Melvin Glover (Born May 15, 1962, Bronx, New York) is an American hip-hop/rap musician known as Grandmaster Melle Mel, who performed the song "Vice" in the episode "Whatever Works" on the show Miami Vice.

Career[]

Glover formed the hip-hop/rap group Grandmaster Flash and The Furious Five in 1978 with his brother Nathaniel "The Kidd Creole" Glover, Eddie "Scorpio" Morris, Guy Todd "Rahiem" Williams, and Keith "Cowboy" Wiggins. They released their single "Superrappin" in 1979, followed by two other singles, "Freedom" and "The Birthday Party" which became party standards as the rap genre began to go mainstream in the early 1980s. The Furious Five released their first album, The Message, in 1982, which featured a more socially conscious style of music, referencing Reaganomics and the "War on Drugs" occurring at that time.

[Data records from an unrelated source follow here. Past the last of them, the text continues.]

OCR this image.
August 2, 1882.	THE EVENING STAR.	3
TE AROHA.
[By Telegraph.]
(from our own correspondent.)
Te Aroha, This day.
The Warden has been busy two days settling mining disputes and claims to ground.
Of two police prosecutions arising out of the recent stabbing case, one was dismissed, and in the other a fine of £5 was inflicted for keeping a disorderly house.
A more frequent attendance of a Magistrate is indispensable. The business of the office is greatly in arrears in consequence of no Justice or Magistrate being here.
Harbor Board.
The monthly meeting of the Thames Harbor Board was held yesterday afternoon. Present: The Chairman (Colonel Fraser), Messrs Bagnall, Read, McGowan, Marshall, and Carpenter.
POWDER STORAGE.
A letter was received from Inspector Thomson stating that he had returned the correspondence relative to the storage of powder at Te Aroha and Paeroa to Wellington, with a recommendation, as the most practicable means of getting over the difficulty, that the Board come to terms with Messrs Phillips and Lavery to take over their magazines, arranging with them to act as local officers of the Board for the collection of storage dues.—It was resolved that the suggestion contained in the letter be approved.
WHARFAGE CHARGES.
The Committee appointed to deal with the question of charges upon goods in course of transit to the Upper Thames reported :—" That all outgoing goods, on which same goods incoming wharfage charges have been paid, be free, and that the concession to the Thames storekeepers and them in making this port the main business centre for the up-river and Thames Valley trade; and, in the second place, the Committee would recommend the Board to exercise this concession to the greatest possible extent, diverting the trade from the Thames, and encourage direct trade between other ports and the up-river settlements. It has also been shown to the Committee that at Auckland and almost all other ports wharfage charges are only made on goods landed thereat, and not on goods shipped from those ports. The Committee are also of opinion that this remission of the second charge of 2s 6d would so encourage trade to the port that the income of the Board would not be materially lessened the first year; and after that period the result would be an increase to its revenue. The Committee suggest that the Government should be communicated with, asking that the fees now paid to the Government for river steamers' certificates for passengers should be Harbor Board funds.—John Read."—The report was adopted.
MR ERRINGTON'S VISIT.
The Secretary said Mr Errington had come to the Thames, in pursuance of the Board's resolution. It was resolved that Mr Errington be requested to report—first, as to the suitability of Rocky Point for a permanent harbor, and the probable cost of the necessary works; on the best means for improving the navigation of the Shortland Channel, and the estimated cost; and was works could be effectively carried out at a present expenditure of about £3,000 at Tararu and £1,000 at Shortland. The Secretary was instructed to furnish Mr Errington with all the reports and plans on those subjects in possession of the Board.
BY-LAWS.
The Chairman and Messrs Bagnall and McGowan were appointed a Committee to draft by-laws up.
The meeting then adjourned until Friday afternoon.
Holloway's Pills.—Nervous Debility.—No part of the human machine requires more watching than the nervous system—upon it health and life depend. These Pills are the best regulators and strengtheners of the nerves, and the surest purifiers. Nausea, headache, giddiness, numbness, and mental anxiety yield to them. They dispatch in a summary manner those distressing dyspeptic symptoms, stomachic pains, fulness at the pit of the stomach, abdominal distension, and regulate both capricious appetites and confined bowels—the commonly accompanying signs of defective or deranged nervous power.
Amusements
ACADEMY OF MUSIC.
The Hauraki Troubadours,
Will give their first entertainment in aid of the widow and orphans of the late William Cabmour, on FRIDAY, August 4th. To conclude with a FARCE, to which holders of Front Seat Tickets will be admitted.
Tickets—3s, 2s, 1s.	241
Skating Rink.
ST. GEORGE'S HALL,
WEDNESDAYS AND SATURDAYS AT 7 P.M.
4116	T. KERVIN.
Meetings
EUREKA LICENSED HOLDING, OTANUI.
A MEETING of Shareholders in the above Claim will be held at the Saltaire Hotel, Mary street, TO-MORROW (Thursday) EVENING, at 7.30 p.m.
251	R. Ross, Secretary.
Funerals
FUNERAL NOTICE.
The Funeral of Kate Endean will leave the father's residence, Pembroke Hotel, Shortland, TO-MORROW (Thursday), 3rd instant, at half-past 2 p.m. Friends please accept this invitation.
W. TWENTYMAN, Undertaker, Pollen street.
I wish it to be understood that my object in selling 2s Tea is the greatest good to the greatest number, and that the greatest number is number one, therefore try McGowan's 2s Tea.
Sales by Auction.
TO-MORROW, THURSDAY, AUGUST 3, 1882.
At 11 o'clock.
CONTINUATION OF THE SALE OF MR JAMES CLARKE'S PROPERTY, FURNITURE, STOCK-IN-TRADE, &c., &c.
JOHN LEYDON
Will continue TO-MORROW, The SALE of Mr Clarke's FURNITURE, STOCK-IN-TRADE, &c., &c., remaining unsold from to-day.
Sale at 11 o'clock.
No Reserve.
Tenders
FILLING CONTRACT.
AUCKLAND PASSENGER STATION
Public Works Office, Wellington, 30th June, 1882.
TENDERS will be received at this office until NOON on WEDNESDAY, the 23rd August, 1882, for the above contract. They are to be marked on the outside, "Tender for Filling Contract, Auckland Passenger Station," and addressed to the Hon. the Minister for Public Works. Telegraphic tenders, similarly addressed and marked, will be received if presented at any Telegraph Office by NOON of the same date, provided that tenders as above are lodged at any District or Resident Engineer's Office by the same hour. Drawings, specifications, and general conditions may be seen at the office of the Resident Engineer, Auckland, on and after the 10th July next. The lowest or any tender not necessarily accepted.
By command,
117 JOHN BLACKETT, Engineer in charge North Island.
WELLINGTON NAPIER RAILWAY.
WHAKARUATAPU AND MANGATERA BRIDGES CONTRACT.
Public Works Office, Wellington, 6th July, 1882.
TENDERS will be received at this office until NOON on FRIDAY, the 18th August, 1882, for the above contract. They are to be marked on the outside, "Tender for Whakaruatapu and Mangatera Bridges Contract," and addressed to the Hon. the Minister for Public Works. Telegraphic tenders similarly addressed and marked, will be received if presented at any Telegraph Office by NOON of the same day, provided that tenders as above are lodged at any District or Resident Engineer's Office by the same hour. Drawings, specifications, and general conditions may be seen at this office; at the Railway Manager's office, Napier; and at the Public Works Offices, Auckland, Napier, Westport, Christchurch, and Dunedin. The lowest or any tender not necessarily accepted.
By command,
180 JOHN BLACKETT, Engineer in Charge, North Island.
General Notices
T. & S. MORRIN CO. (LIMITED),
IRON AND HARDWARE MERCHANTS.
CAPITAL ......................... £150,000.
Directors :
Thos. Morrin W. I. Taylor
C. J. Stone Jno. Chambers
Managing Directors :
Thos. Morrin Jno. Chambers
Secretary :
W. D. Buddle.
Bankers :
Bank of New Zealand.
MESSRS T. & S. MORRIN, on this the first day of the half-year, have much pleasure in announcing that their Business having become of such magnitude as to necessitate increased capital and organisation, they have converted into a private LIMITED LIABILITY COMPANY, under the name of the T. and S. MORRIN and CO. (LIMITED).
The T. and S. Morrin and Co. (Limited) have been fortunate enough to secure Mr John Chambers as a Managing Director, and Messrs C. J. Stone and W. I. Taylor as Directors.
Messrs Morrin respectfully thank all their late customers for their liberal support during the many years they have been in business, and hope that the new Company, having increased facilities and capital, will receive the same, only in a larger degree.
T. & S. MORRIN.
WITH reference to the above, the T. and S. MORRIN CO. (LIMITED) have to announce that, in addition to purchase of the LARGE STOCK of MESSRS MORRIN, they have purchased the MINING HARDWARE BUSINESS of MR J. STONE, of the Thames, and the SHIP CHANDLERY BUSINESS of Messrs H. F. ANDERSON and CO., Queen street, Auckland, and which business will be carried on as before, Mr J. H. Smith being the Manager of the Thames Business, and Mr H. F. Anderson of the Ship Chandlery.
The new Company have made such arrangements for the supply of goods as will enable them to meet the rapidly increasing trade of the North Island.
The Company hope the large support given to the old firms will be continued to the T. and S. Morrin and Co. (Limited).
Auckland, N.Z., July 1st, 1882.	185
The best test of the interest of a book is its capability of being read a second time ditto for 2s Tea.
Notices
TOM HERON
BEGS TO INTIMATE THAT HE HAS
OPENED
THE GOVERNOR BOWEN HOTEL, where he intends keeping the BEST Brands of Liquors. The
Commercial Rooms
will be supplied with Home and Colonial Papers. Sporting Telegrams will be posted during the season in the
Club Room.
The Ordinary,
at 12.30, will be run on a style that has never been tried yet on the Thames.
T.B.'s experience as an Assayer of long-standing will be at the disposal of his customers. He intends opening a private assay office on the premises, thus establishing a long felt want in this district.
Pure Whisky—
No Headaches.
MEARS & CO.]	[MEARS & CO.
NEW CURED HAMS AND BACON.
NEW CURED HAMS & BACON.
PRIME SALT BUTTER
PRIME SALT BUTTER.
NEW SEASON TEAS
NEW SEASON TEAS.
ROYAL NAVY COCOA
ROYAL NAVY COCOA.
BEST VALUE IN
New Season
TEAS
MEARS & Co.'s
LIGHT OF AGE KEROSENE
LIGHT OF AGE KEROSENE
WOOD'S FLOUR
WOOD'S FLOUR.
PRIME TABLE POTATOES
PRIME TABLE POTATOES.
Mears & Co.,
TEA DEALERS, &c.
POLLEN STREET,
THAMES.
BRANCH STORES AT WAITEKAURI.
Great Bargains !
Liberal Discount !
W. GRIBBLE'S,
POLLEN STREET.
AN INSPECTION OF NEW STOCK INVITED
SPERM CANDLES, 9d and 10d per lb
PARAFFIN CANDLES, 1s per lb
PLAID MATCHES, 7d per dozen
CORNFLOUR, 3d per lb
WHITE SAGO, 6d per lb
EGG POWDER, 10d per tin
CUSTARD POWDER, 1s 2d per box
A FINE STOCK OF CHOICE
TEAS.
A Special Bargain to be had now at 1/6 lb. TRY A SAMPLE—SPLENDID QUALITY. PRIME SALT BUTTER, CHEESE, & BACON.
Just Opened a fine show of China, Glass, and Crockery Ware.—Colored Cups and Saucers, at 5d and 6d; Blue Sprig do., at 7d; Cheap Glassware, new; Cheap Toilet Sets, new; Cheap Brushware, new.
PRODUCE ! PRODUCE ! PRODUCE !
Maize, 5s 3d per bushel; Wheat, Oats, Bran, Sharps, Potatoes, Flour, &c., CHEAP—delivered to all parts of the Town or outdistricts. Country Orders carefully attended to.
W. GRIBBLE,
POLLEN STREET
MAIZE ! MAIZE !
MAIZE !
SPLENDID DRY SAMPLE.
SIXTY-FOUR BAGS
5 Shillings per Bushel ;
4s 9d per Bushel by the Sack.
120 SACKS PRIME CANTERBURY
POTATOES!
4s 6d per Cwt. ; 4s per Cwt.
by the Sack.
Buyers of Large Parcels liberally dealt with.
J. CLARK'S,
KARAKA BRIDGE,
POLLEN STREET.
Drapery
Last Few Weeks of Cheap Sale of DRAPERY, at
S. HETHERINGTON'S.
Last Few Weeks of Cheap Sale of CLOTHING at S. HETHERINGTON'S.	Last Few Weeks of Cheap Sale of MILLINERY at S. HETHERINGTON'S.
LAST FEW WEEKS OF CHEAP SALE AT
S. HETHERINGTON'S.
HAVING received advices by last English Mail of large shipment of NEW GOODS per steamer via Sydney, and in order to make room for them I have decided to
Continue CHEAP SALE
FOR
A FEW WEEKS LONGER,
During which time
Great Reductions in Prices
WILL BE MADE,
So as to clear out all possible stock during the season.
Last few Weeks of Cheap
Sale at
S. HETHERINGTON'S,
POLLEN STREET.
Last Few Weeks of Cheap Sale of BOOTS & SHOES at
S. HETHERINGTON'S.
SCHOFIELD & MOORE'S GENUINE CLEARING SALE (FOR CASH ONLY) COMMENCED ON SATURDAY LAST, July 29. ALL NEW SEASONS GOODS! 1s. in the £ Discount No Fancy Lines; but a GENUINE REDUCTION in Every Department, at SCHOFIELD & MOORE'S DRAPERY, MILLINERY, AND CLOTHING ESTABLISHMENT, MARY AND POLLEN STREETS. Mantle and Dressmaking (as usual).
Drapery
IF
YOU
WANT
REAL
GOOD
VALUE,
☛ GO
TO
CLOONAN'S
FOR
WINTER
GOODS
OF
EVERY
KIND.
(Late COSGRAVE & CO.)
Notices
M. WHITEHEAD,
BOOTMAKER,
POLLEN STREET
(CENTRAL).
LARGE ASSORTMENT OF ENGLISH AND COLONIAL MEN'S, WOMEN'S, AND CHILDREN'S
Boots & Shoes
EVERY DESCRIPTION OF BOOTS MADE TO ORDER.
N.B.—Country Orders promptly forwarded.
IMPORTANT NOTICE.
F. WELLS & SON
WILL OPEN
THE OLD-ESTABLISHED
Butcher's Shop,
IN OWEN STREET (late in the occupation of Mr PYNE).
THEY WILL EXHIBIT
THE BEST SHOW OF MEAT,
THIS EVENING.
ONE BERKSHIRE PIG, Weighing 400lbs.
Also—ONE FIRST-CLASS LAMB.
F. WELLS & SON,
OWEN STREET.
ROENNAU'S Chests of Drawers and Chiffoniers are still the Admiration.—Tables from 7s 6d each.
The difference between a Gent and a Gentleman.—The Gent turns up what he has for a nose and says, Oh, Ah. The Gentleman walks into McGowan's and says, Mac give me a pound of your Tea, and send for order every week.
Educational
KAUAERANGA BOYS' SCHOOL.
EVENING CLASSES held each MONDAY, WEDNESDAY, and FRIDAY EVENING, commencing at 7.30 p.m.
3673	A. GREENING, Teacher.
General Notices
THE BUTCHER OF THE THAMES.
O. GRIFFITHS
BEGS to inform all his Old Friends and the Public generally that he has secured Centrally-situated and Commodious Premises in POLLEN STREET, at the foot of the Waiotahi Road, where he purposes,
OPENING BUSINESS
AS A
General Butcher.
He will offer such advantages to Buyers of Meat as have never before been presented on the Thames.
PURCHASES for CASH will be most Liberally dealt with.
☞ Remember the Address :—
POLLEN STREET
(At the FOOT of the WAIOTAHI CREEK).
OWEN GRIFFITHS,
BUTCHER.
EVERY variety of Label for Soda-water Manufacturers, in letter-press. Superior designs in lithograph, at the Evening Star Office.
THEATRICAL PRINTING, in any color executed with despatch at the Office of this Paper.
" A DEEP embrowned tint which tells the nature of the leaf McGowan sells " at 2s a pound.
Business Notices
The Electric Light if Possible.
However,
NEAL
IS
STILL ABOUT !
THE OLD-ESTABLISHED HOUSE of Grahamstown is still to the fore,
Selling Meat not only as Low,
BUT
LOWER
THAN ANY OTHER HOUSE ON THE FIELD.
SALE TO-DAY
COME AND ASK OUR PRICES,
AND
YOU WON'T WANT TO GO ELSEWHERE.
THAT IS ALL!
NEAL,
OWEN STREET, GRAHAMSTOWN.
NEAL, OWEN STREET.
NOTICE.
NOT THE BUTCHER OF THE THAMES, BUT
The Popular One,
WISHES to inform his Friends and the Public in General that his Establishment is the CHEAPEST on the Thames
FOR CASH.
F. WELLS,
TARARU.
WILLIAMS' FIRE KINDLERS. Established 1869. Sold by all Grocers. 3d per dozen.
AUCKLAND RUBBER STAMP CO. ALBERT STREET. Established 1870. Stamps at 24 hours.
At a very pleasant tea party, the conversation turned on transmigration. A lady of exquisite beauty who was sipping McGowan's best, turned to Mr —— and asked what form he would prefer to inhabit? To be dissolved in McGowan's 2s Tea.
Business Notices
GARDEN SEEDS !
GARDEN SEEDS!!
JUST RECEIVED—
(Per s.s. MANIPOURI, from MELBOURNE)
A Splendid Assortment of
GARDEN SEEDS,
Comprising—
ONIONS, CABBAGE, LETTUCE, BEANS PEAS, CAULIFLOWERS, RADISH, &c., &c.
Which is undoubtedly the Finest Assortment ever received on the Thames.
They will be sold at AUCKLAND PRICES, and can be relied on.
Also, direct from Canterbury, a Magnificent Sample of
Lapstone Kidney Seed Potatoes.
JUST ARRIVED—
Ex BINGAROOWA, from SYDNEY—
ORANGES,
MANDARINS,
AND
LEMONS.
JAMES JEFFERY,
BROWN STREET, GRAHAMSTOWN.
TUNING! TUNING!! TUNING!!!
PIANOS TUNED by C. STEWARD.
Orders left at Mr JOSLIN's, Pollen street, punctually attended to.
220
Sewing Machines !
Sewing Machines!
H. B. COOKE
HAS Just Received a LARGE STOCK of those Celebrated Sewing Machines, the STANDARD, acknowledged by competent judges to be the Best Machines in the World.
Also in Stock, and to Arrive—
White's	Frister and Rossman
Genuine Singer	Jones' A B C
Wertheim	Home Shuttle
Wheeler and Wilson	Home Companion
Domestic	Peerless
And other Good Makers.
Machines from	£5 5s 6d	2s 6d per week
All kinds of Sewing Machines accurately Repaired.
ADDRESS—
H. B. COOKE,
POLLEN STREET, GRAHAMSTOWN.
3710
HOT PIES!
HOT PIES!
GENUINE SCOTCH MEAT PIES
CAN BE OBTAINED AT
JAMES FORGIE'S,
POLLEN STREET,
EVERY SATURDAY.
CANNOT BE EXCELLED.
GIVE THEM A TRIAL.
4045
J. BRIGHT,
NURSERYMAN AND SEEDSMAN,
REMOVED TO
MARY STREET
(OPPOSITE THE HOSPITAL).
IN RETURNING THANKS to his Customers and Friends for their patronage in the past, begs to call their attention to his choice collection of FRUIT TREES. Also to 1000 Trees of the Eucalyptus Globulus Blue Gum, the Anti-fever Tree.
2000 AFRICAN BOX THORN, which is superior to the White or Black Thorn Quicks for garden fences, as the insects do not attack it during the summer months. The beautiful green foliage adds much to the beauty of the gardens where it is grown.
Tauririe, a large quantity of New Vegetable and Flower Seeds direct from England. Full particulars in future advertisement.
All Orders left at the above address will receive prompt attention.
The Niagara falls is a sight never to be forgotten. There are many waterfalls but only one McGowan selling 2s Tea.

Disputes over the royalties for The Message with the head of their record label broke up the group in the mid-1980s and reformed under Melle Mel's auspices, now calling himself Grandmaster Melle Mel and the Furious Five, whose anti-drug single "White Lines (Don't Don't Do It) featured Laurence Fishburne in a video directed by a film student, Spike Lee. Mel also contributed some rap vocals to Chaka Khan's song "I Feel For You", the song "Vice" for Miami Vice, and appeared in the movie Beat Street (with Saundra Santiago and Shawn Elliott). In 1988 Mel and Grandmaster Flash reunited for an album, On The Strength, but by then the hip-hop/rap genre had exploded with newcomers like Run-D.M.C., The Fat Boys, Public Enemy, and DJ Jazzy Jeff and The Fresh Prince (Will Smith), and their album sold poorly. After his appearance on the anti-Apartheid song "Sun City", Mel's career slowed somewhat, releasing three albums between 1989 and 2006, In 2006 he released a children's book, The Portal in the Park, featuring a rap single with two songs by a then-unknown Lady Gaga. His most recent album was 2007's Muscles; that same year the Furious Five (with Melle Mel) became the first rap/hip-hop group inducted into the Rock & Roll Hall of Fame; in his acceptance speech Mel implored the recording industry to bring the rap/hip-hop genre back to its' 1980s roots of artistic style instead of the culture of violence it has become. Mel continues to make occasional appearances on TV and music-related programs, but does not do much touring anymore.